If you’re confused about what Miranda has to do next, be assured, so is she. Which is why this book has three endings—depending on what mood you’re in—so you can have it end however you like. I was told to make it splashy, and I did, but some people are telling me it might be too much. You can’t lose for trying. (Although Kristin Cashore messed with endings in Jane, Unlimited and Laurel Snyder did it in in Orphan Island too.)
As for whether this query matches the overall tone of the book I’m currently calling Tempest Tossed, I’ll admit it doesn’t. I’m sick of writing that way and am off to new vistas. I’ve written middle grade and picture books too, in addition to a YA fantasy called Bearskin (Cedar Fort Publishing: 2015). All of this to say, if you’re looking for a well-rounded writer trained by the likes of VCFA’s Writing for Children and Young Adults program (who obviously can’t write a query to save her life) look no further.
Best of luck to you, and here’s to hoping you got bored enough to read some queries today. I’ve sent this off to you (and a gaggle of agents limited to the fingers of one hand) as it seems you might have a sense of humor.

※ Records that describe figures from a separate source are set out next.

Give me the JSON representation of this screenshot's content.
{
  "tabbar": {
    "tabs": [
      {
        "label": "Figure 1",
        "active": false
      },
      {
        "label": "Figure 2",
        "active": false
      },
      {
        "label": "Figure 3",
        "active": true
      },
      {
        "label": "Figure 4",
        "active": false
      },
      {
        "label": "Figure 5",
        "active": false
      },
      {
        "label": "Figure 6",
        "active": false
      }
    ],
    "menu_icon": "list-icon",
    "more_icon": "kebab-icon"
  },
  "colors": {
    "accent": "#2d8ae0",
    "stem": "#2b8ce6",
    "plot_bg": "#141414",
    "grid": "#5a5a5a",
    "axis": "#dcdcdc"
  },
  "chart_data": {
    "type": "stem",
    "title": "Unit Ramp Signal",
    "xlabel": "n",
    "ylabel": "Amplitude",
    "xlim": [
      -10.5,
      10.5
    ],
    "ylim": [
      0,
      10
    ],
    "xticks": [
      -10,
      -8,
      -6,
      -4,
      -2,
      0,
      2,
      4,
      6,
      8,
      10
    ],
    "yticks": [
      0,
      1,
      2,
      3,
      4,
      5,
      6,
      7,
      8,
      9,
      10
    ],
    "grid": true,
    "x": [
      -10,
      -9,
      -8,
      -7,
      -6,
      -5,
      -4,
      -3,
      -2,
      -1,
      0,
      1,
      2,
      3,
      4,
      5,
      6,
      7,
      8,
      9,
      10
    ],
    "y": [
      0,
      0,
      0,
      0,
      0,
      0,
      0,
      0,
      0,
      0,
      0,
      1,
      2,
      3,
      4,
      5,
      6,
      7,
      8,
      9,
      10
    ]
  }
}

By sometime next week I’m sure I’ll feel properly horrified by my gimmicky behavior and edit my real query for full release. For now, I’m going to go edit a few pages for my homegrown editing business and tend my six children. Apparently they want dinner.
Best to you and yours and anyone, ANYONE who might be willing to publish my book,
Jamie Robyn Wood
Best query letter I've ever read. But, alas, I am not an agent or a publisher, so what say do I really have?
I’ve never read a query, nor do I really know what one is, but if I read this, I’d want to read the book.